I can’t do this anymore, I think as I walk away from Adam’s office. It’s not worth the risk. I stand to lose everything; Carl will never forgive me if he finds out and I’m not sure I can count on Adam to stand by me. I was stupid to have become involved; I knew it was wrong but I was too weak, and Adam too persuasive. But really, I only have myself to blame. When did I decide that what I had before wasn’t enough?
The bell rings for the start of lessons and I make my way to the staff room, safe in the knowledge that it’ll be empty.
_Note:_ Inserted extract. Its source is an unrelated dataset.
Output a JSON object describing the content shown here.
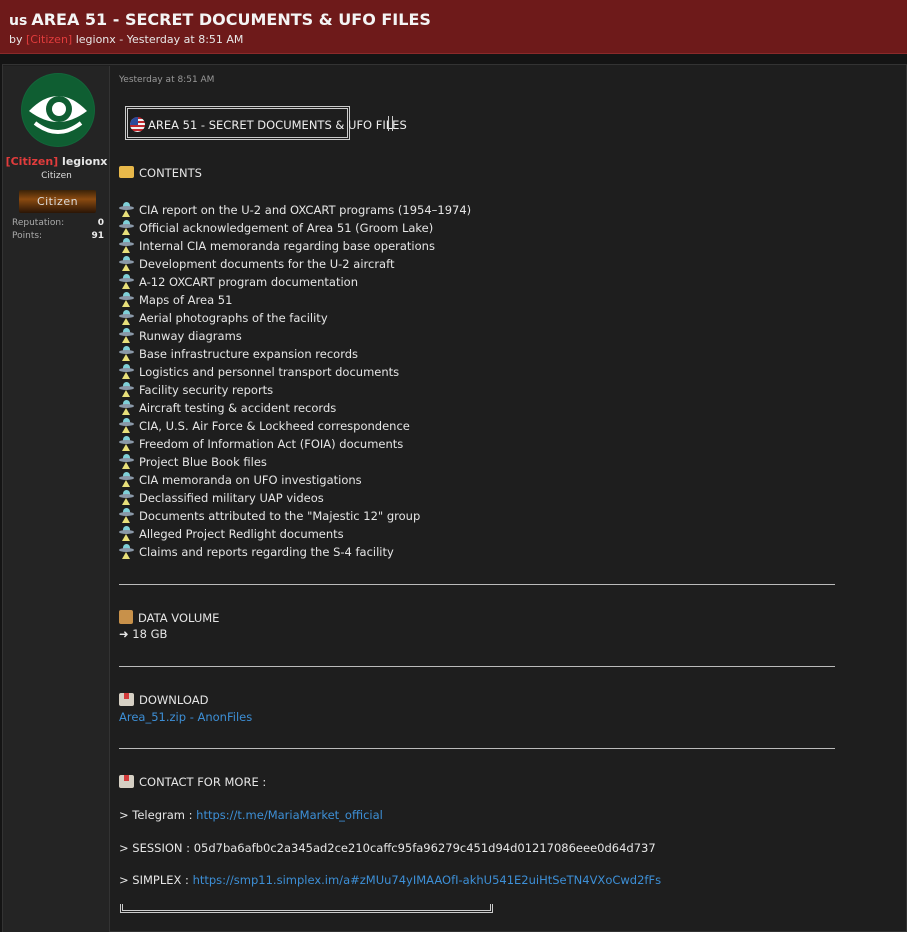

I drink a cup of coffee that I don’t really want, wondering how I’m going to fill the time before going to Elise’s. There’s always a costume that needs to be mended and I’m able to sew without thinking too much about what I’m doing, so I tip what’s left of my coffee down the sink and leave the room. The students should already be in class at this time of the day—no one has free periods first thing in the morning—so when I see someone leaving surreptitiously through a side door my suspicions are immediately aroused.
‘Well, I’ll be blowed,’ I murmur, realizing that it’s Imogen. ‘Where the hell does she think she’s going?’ I march after her, intending to ask her if she’s going to visit her sick father, just to see her squirm. Adam said he’s an optician in town but I doubt she’s going there, not at this time of day. So where does she live? I wonder as I hurry after her. With her father or with her grandparents? Does she even have grandparents, or was that another of her lies?
I follow her across the inner courtyard, trying to time my footfalls with hers so that she won’t hear my steps echoing behind her. She goes through the front gate and onto the street, then runs across the road, narrowly avoiding being run over by a bus. With a blast on its horn, the bus rushes past and as it pulls into a nearby bus stop, I get ready to cross over. But Imogen has gone. I look around in bemusement, pulling my cardigan closed, because there’s a chill in the air. How does she do that, being there one minute and not the next? She was right in front of me a few moments ago. There aren’t many people around so she should be easy to spot—yet I can’t see her. And then, just as the bus is about to move off, I see her long blond hair swinging behind her as she walks along the top deck. Without thinking about what I’m doing, I dash across the road and leap onto the bus, nearly being smashed between the doors as they close.